ANNA AREVSHATYAN
Doctor of Arts, musicologist, Honored Worker of Art of RA, Leading Researcher at the Institute of Arts of the National Academy of Sciences of RA and a Professor at the Komitas State Conservatory in Yerevan. She is a member of the International Association of Byzantine Studies (AIEB), Verein zur Erforschung der Monodie (Austria) and Association Internationale des Etudes Arméniennes (Switzerland). Arevshatyan is the author of numerous articles and monographs on Armenian medieval music history, theory and aesthetics, on Komitas and the creative activity of Armenian contemporary composers. She authors 6 monographs: The Mashtots Book as a Monument of Armenian Medieval Music Culture (1991), Commentaries on Armenian Medieval Modes (2003), The Theory of Musical Modes in Medieval Armenia (2013), The Musicological Heritage of Grigor Gapasakalyan (2013), The Music Culture of Ani (2014) and Grigor Magistros as a Hymnographer and Aesthet (2015).

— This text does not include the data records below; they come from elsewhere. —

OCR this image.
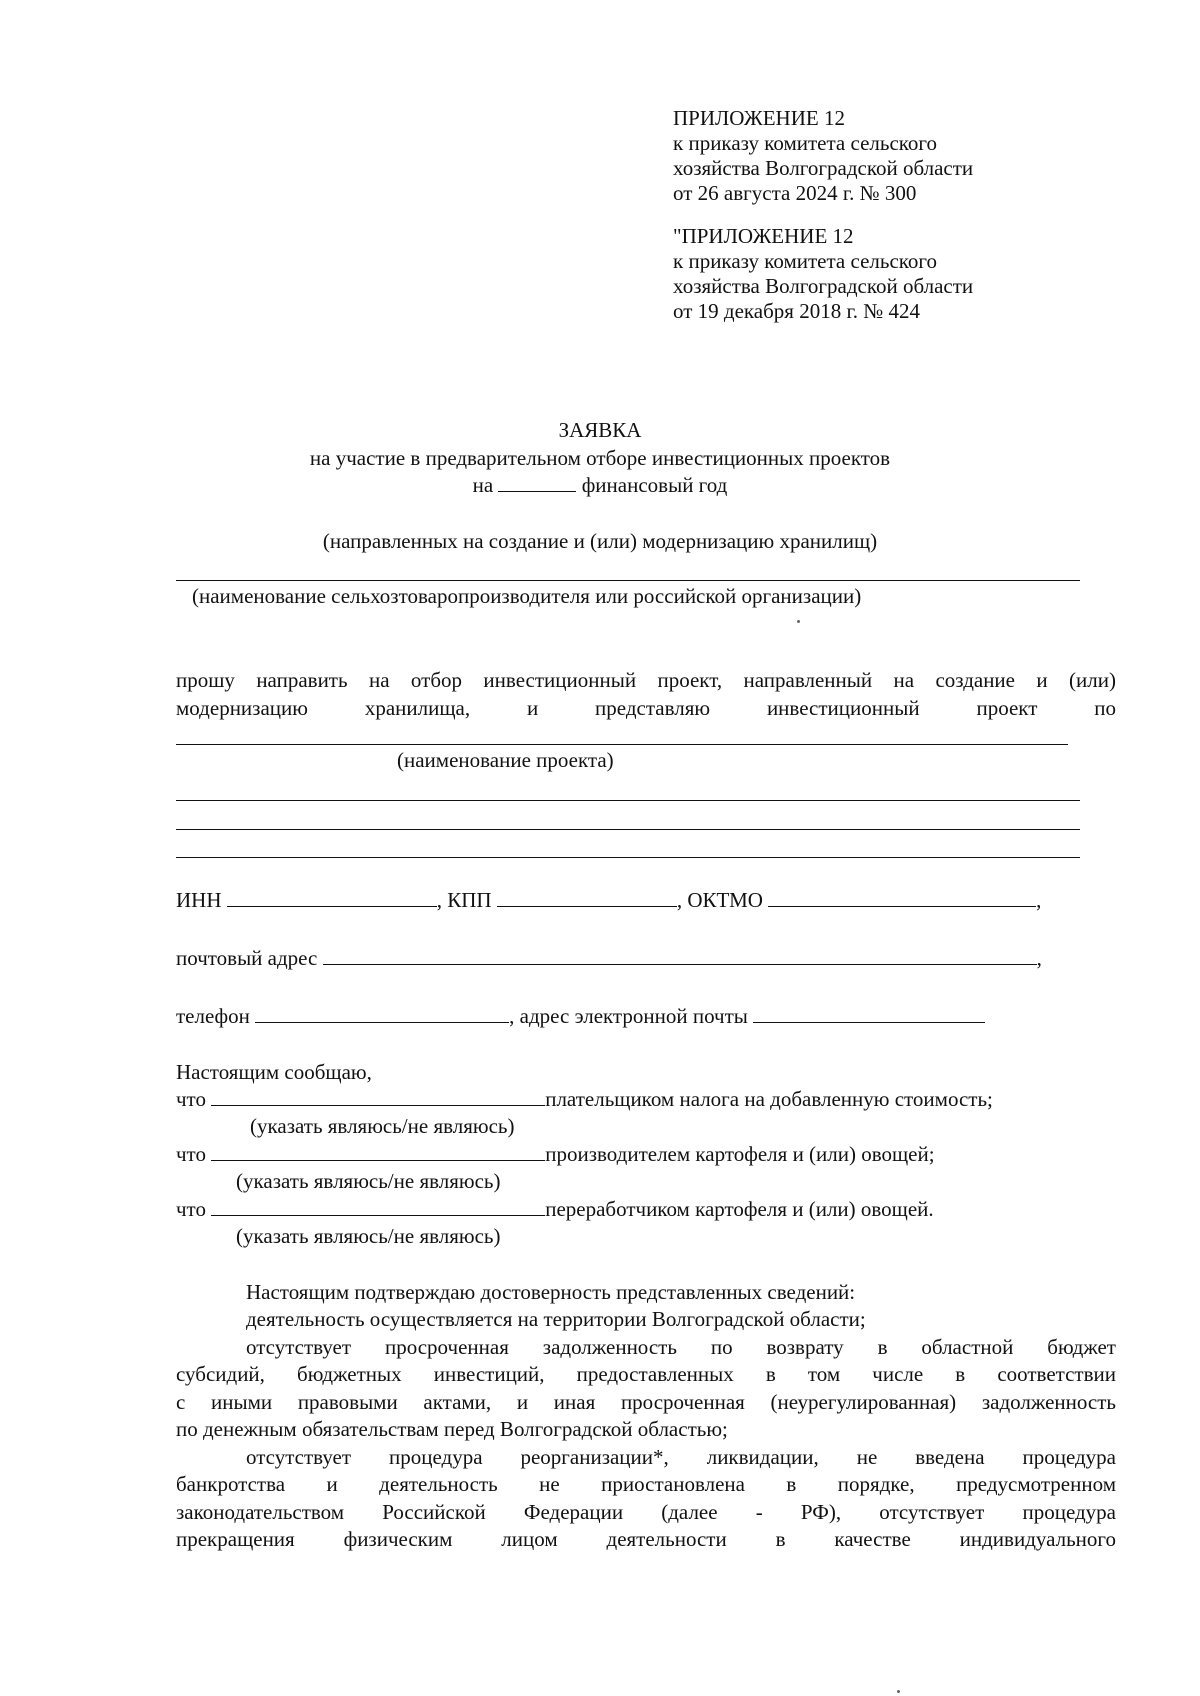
ПРИЛОЖЕНИЕ 12
к приказу комитета сельского
хозяйства Волгоградской области
от 26 августа 2024 г. № 300
"ПРИЛОЖЕНИЕ 12
к приказу комитета сельского
хозяйства Волгоградской области
от 19 декабря 2018 г. № 424
ЗАЯВКА
на участие в предварительном отборе инвестиционных проектов
на	финансовый год
(направленных на создание и (или) модернизацию хранилищ)
(наименование сельхозтоваропроизводителя или российской организации)
прошу направить на отбор инвестиционный проект, направленный на создание и (или)
модернизацию хранилища, и представляю инвестиционный проект по
(наименование проекта)
ИНН	, КПП	, ОКТМО	,
почтовый адрес	,
телефон	, адрес электронной почты
Настоящим сообщаю,
что	плательщиком налога на добавленную стоимость;
(указать являюсь/не являюсь)
что	производителем картофеля и (или) овощей;
(указать являюсь/не являюсь)
что	переработчиком картофеля и (или) овощей.
(указать являюсь/не являюсь)
Настоящим подтверждаю достоверность представленных сведений:
деятельность осуществляется на территории Волгоградской области;
отсутствует просроченная задолженность по возврату в областной бюджет
субсидий, бюджетных инвестиций, предоставленных в том числе в соответствии
с иными правовыми актами, и иная просроченная (неурегулированная) задолженность
по денежным обязательствам перед Волгоградской областью;
отсутствует процедура реорганизации*, ликвидации, не введена процедура
банкротства и деятельность не приостановлена в порядке, предусмотренном
законодательством Российской Федерации (далее - РФ), отсутствует процедура
прекращения физическим лицом деятельности в качестве индивидуального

KOMITAS VARDAPET AS THE FOUNDER OF ARMENIAN MEDIEVAL MUSIC STUDIES
The articles on the historical-theoretical aspects of the Armenian church chant have an important place in Komitas’s multidimensional creative heritage. Even nowadays those studies have not lost their academic topicallity. In his articles Komitas referred to the formation and historical development of the Armenian chant, to the Armenian eight-mode system, to the chants of Manrusum, as well as to the description of the tetrachordal structure in Armenian music, to a number of remarkable sources of medieval manuscripts, etc. The issues related to deciphering the Armenian medieval khaz notation system were given a significant place in Komitas Vardapet’s research activity. Due to Komitas, a number of testimonies about the ancient and medieval Armenian music-aesthetical thought were put into scholarly circulation. By Publishing and analyzing them Komitas Vardapet presented the ancient layers of the Armenian music heritage to the European academic world. The theses and observations related to sacred music, which were reviewed in those articles, became the bases for founding the branch of Armenian medieval music studies. They became a reference point for the research of the scholars of coming generations.